Ist Veganismus für dich ein ganzheitliches Konzept, kleidest Du dich zum Beispiel auch vegan? Mittlerweile mache ich das. Aber ich mache es nicht, weil es unbedingt zum veganen Leben dazugehört – ich mache es, weil ich mich vor ein paar Monaten darüber informiert habe, woher die Kleidung kommt, wer sie herstellt. Ich trage mittlerweile nur noch Fairtrade- und Bio-Klamotten. Aber es ist mir wichtig zu betonen, dass ich das nicht tue, weil ein Veganer es tun muss, sondern weil ich davon überzeugt bin. Bei der Ernährung passierte es von einem Tag auf den anderen – bis dahin, wo ich jetzt lebe, waren es viele kleine Schritte. Ich habe mit der Ernährung angefangen und bin dann immer tiefer gegangen, mein Leben hat sich komplett geändert.

Ich möchte zeigen: Es geht auch ohne tierische Produkte

Sich um eine bewusste Ernährung bemühen, ohne 100%iger Veganer oder Vegetarier zu sein – was hältst Du davon? Ich finde das super! Ich freue mich ja schon, wenn jemand einmal zu uns kommt und sich einmal vegan ernährt und es toll findet. Es ist doch fast in jedem Bereich so: Ich gehe so tief rein, wie es mir selber guttut.
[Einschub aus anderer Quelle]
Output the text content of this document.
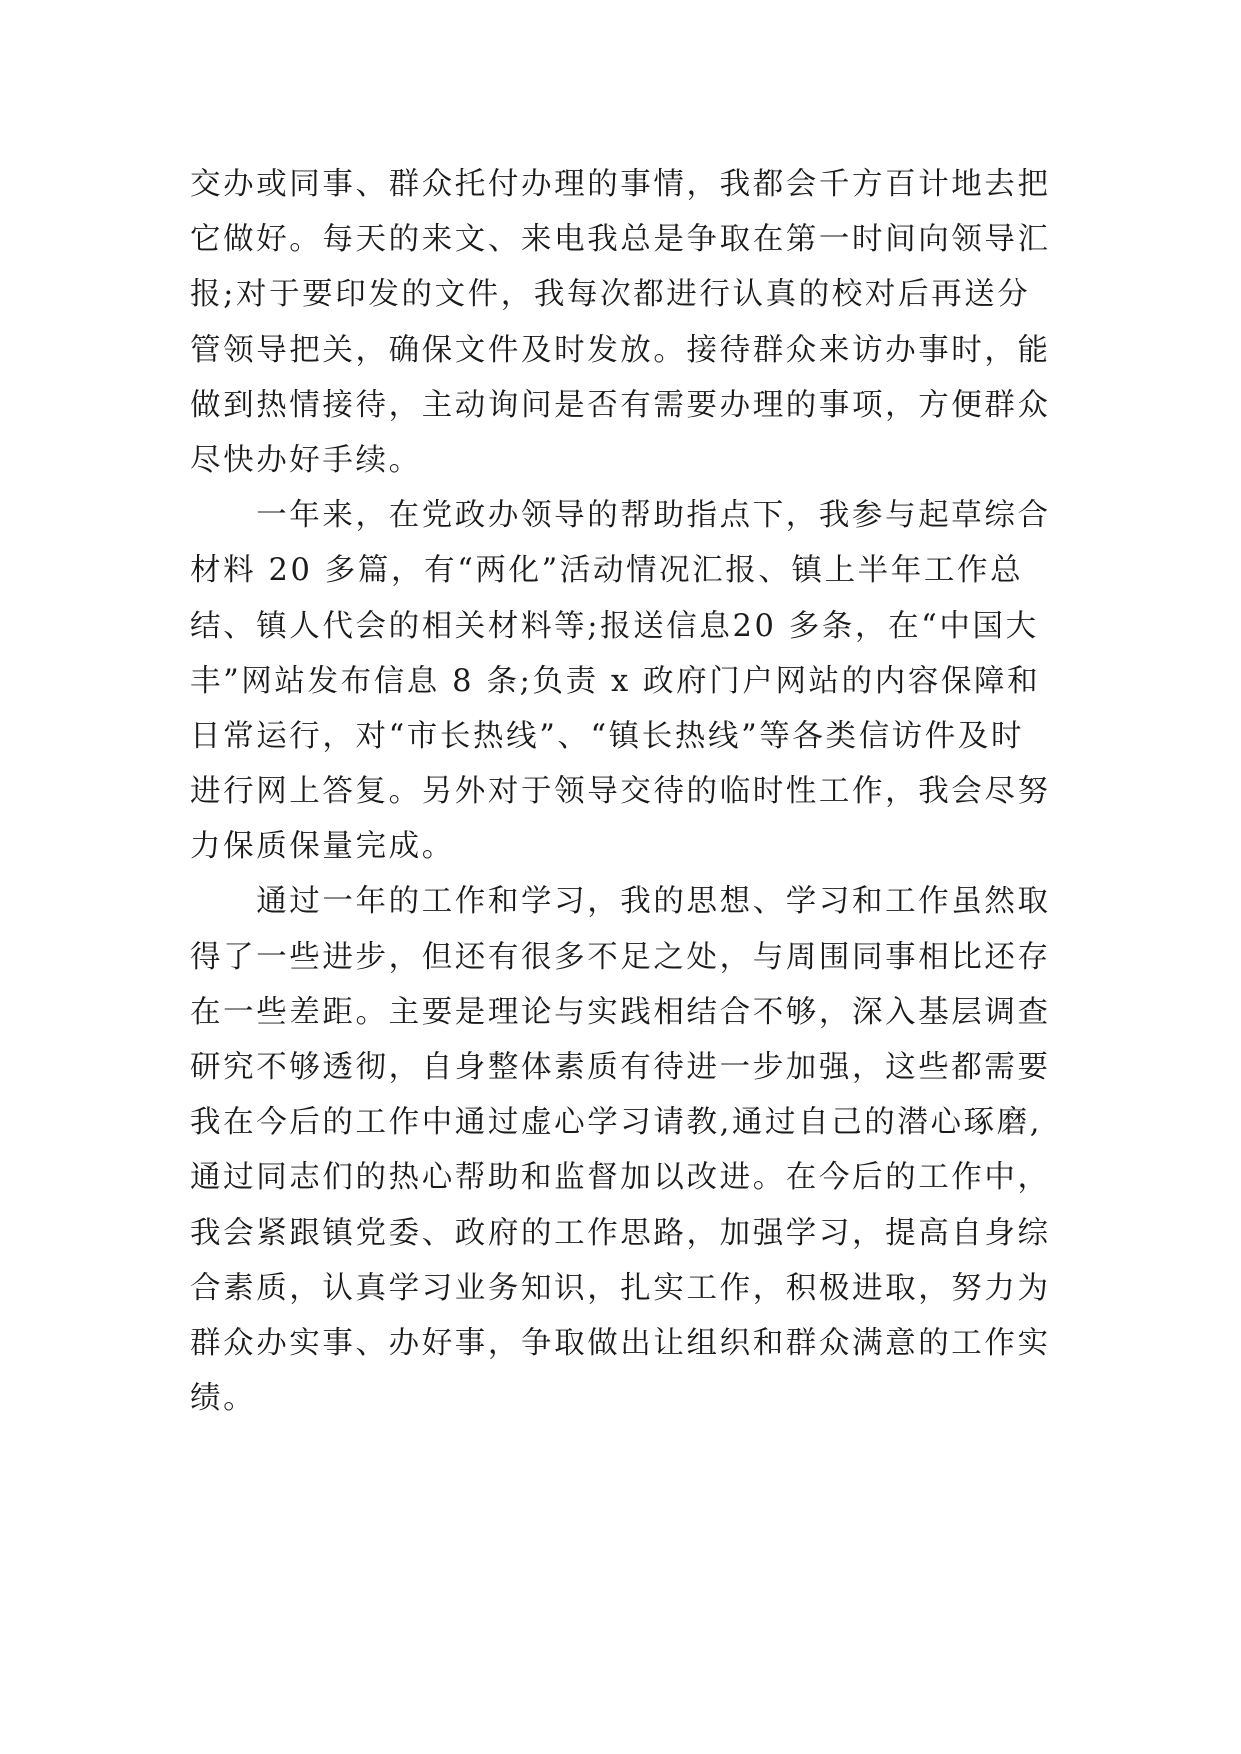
交办或同事、群众托付办理的事情，我都会千方百计地去把
它做好。每天的来文、来电我总是争取在第一时间向领导汇
报;对于要印发的文件，我每次都进行认真的校对后再送分
管领导把关，确保文件及时发放。接待群众来访办事时，能
做到热情接待，主动询问是否有需要办理的事项，方便群众
尽快办好手续。
　　一年来，在党政办领导的帮助指点下，我参与起草综合
材料 20 多篇，有“两化”活动情况汇报、镇上半年工作总
结、镇人代会的相关材料等;报送信息20 多条，在“中国大
丰”网站发布信息 8 条;负责 x 政府门户网站的内容保障和
日常运行，对“市长热线”、“镇长热线”等各类信访件及时
进行网上答复。另外对于领导交待的临时性工作，我会尽努
力保质保量完成。
　　通过一年的工作和学习，我的思想、学习和工作虽然取
得了一些进步，但还有很多不足之处，与周围同事相比还存
在一些差距。主要是理论与实践相结合不够，深入基层调查
研究不够透彻，自身整体素质有待进一步加强，这些都需要
我在今后的工作中通过虚心学习请教,通过自己的潜心琢磨,
通过同志们的热心帮助和监督加以改进。在今后的工作中，
我会紧跟镇党委、政府的工作思路，加强学习，提高自身综
合素质，认真学习业务知识，扎实工作，积极进取，努力为
群众办实事、办好事，争取做出让组织和群众满意的工作实
绩。
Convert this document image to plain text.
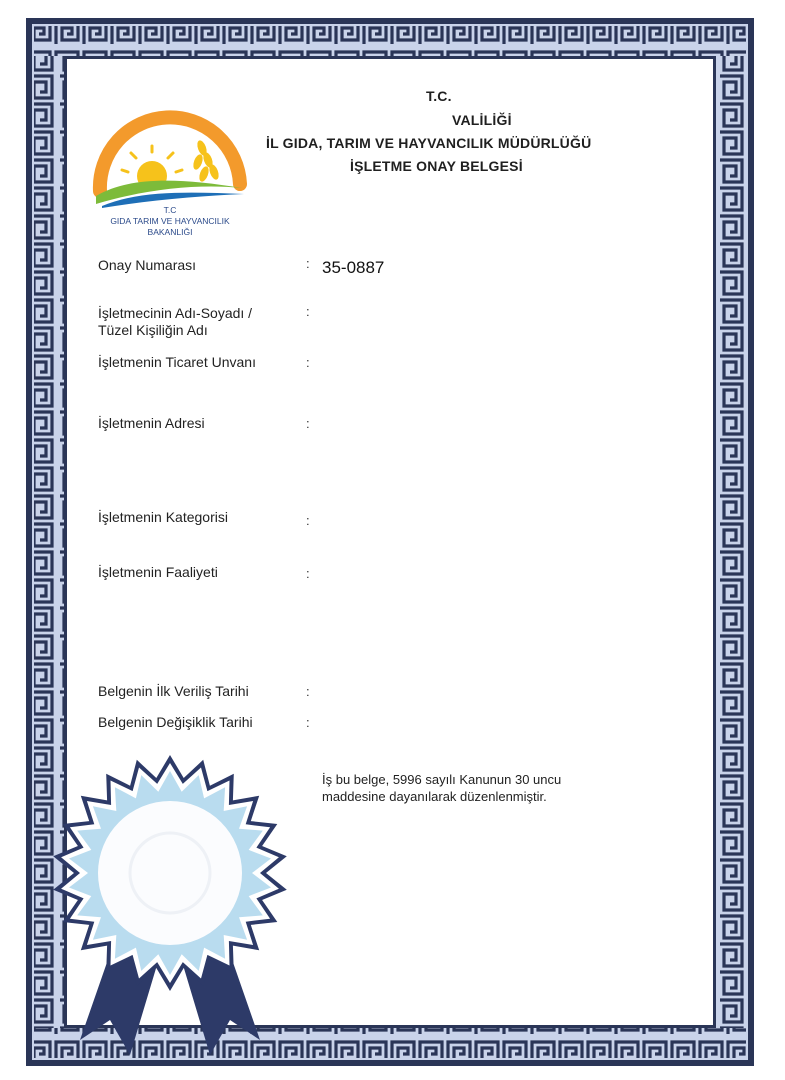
T.C
GIDA TARIM VE HAYVANCILIK
BAKANLIĞI
T.C.
VALİLİĞİ
İL GIDA, TARIM VE HAYVANCILIK MÜDÜRLÜĞÜ
İŞLETME ONAY BELGESİ
Onay Numarası	: 35-0887
İşletmecinin Adı-Soyadı /
Tüzel Kişiliğin Adı
:
İşletmenin Ticaret Unvanı	:
İşletmenin Adresi	:
İşletmenin Kategorisi	:
İşletmenin Faaliyeti	:
Belgenin İlk Veriliş Tarihi	:
Belgenin Değişiklik Tarihi	:
İş bu belge, 5996 sayılı Kanunun 30 uncu
maddesine dayanılarak düzenlenmiştir.
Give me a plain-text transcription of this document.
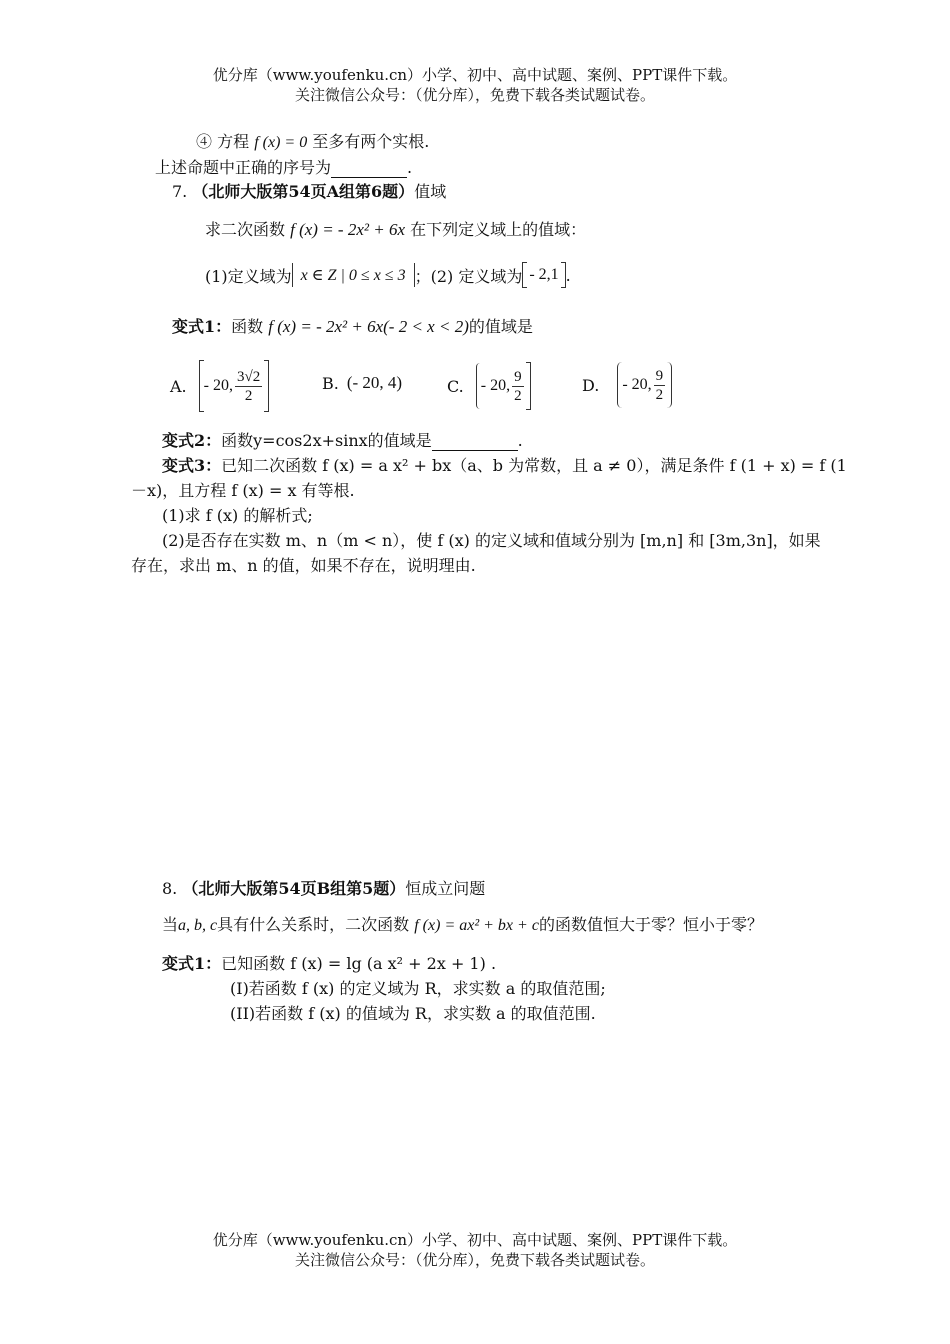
优分库（www.youfenku.cn）小学、初中、高中试题、案例、PPT课件下载。
关注微信公众号：（优分库），免费下载各类试题试卷。
④ 方程 f (x) = 0 至多有两个实根.
上述命题中正确的序号为	.
7. （北师大版第54页A组第6题）值域
求二次函数 f (x) = - 2x² + 6x 在下列定义域上的值域：
(1)定义域为 x ∈ Z | 0 ≤ x ≤ 3 ；(2) 定义域为 - 2,1 .
变式1：函数 f (x) = - 2x² + 6x(- 2 < x < 2)的值域是
A. - 20, $\frac{3√2}{2}$	B. (- 20, 4)	C. - 20, $\frac{9}{2}$	D. - 20, $\frac{9}{2}$
变式2：函数y=cos2x+sinx的值域是	.
变式3：已知二次函数 f (x) = a x² + bx（a、b 为常数，且 a ≠ 0），满足条件 f (1 + x) = f (1
－x)，且方程 f (x) = x 有等根.
(1)求 f (x) 的解析式;
(2)是否存在实数 m、n（m < n），使 f (x) 的定义域和值域分别为 [m,n] 和 [3m,3n]，如果
存在，求出 m、n 的值，如果不存在，说明理由.
8. （北师大版第54页B组第5题）恒成立问题
当a, b, c具有什么关系时，二次函数 f (x) = ax² + bx + c的函数值恒大于零？恒小于零？
变式1：已知函数 f (x) = lg (a x² + 2x + 1) .
(I)若函数 f (x) 的定义域为 R，求实数 a 的取值范围;
(II)若函数 f (x) 的值域为 R，求实数 a 的取值范围.
优分库（www.youfenku.cn）小学、初中、高中试题、案例、PPT课件下载。
关注微信公众号：（优分库），免费下载各类试题试卷。
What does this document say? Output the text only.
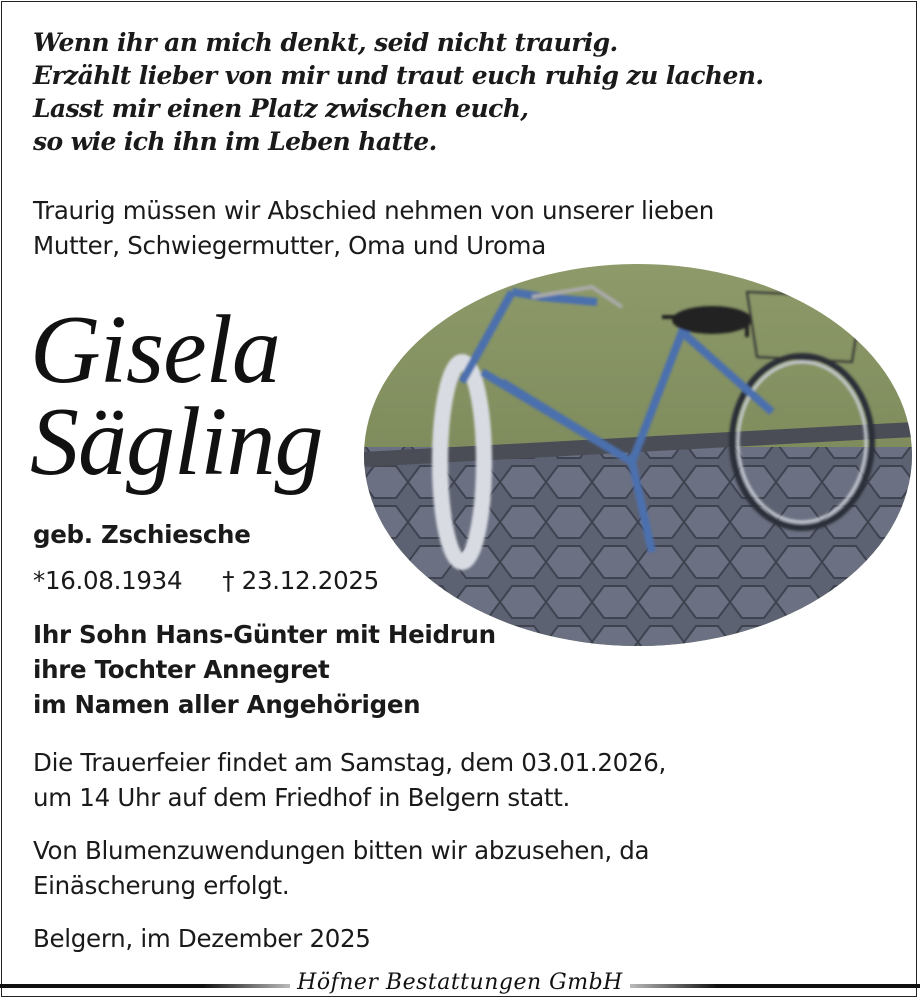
Wenn ihr an mich denkt, seid nicht traurig.
Erzählt lieber von mir und traut euch ruhig zu lachen.
Lasst mir einen Platz zwischen euch,
so wie ich ihn im Leben hatte.
Traurig müssen wir Abschied nehmen von unserer lieben
Mutter, Schwiegermutter, Oma und Uroma
Gisela
Sägling
geb. Zschiesche
*16.08.1934 † 23.12.2025
Ihr Sohn Hans-Günter mit Heidrun
ihre Tochter Annegret
im Namen aller Angehörigen
Die Trauerfeier findet am Samstag, dem 03.01.2026,
um 14 Uhr auf dem Friedhof in Belgern statt.
Von Blumenzuwendungen bitten wir abzusehen, da
Einäscherung erfolgt.
Belgern, im Dezember 2025
Höfner Bestattungen GmbH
Grundsätzlich lebe ich ja dieses vegane Leben für mich alleine, bin aber froh, dass ich durch meinen Imbiss auch Botschaften vermitteln kann.

Was müsste Deiner Meinung nach passieren, damit das Thema populärer wird? Durch die Medien würde das wahrscheinlich klappen, aber ich glaube, die spielen da nicht mit. Ich wäre schon froh darüber, wenn mehr vegane Restaurants aufmachen würden, das alleine brächte viele zum Nachdenken.

Glaubst Du denn, dass sich auf lange Sicht etwas ändern wird? Kürzlich war ich zum ersten Mal seit langer Zeit wieder auf einem Geburtstag, und ich traf dort jemanden, der vegan lebt, und einen anderen, der eine vegane Freundin hat. Und da ich jetzt viel in meinem Imbiss bin, spüre ich auf jeden Fall Veränderung. Ich denke, es findet wirklich ein Wandel statt.

Wir danken Ngea für das Gespräch und können jedem nur wärmstens ihren Raw Chocolate Cake empfehlen.